I bought this kit from Halfords - http://www.halfords.com/webapp/wcs/..._productId_241361_langId_-1_categoryId_165727

It was £99.99..they reduced it to £59.99 and another DW member posted up the link. I went and got one.

Now its down to *£49.99* :doublesho

Thats a bargain! :thumb:


----------



## RobF50 (Aug 12, 2008)

Hey guys, thanks for the extra info !

Well I finally picked up another set of wheels so that I can leave the car on those whilst I refurb the originals. 

I was going to use either Niromors stripper, or something with Sulphuric Acid (One Shot drain cleaner).
If I was going to use the acid, I'd apply it, agitate, then wash off (obviously wearing protective clobber!), however I don't know how effective it would be ?
(or if advisable)

Appreciate any tips :thumb:


----------



## borinous (Mar 25, 2010)

Be following this thread as i have a set of wheels to refurb. They are not too badly corroded only slightly on the diamond cut parts where the laquer has chipped.

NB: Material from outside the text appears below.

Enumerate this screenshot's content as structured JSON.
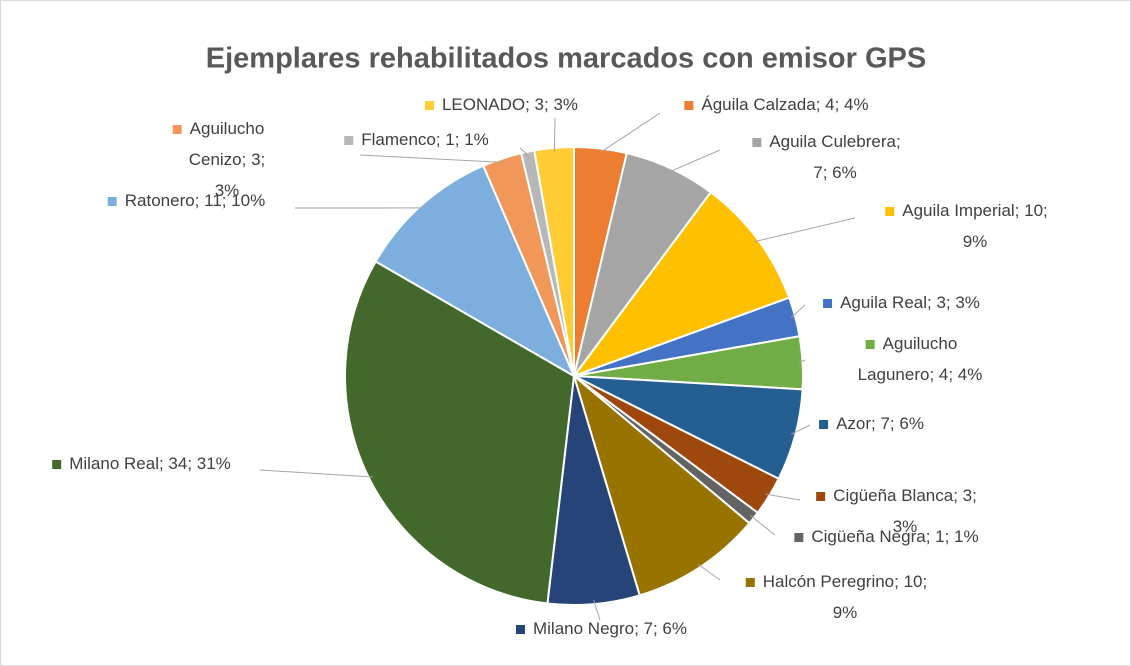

Would Niromors/sulphuric acid take off the existing laquer?? Thinking it could save some time removing the existing laquer.


----------



## RobF50 (Aug 12, 2008)

Hopefully someone will know.

I may get a bottle of OneShot anyway, test it on the spare set of wheels I have.


----------



## Bero (Mar 9, 2008)

RobF50 said:


> Hey guys, thanks for the extra info !
> 
> Well I finally picked up another set of wheels so that I can leave the car on those whilst I refurb the originals.
> 
> ...


Use nitromorse - i very much doubt a domestic drain cleaner will be strong enough.


----------



## RobF50 (Aug 12, 2008)

Bero said:


> Use nitromorse - i very much doubt a domestic drain cleaner will be strong enough.


It's 92% Sulphuric Acid bud 
You have to water it down to use it on ANYTHING pretty much.


----------



## RobF50 (Aug 12, 2008)

Right mini update !

I thought I'd nip out just to grab a small bottle of Nitromors, so that I could test it on the spare set I have in the garage.
Even though the wheels aren't the same design, they are the same material just from a later revision of my car.

The Nitromors works very well indeed, and once the paint is off, the underlying surface is actually textured. Which in my mind, I've decided that is a good thing because it means I don't have to get the surface perfect. Just free of paint, and clean. 
(well at least for the prep)


----------



## borinous (Mar 25, 2010)

So its taken all paint and laquer off leaving you with bare ally??


----------



## RobF50 (Aug 12, 2008)

borinous said:


> So its taken all paint and laquer off leaving you with bare ally??


On the spare wheels yes !

I'm just about to go out and get some materials, so I'll take a few snaps along the way.
Note - this isn't going to be a 'proper job' - just done reasonably well, it's a car thats destined for track use afterall :thumb:

Now I'm just stuck - matte black or matte anthracite\graphite


----------



## RobF50 (Aug 12, 2008)

Looking pretty awful at the moment, ah well.


----------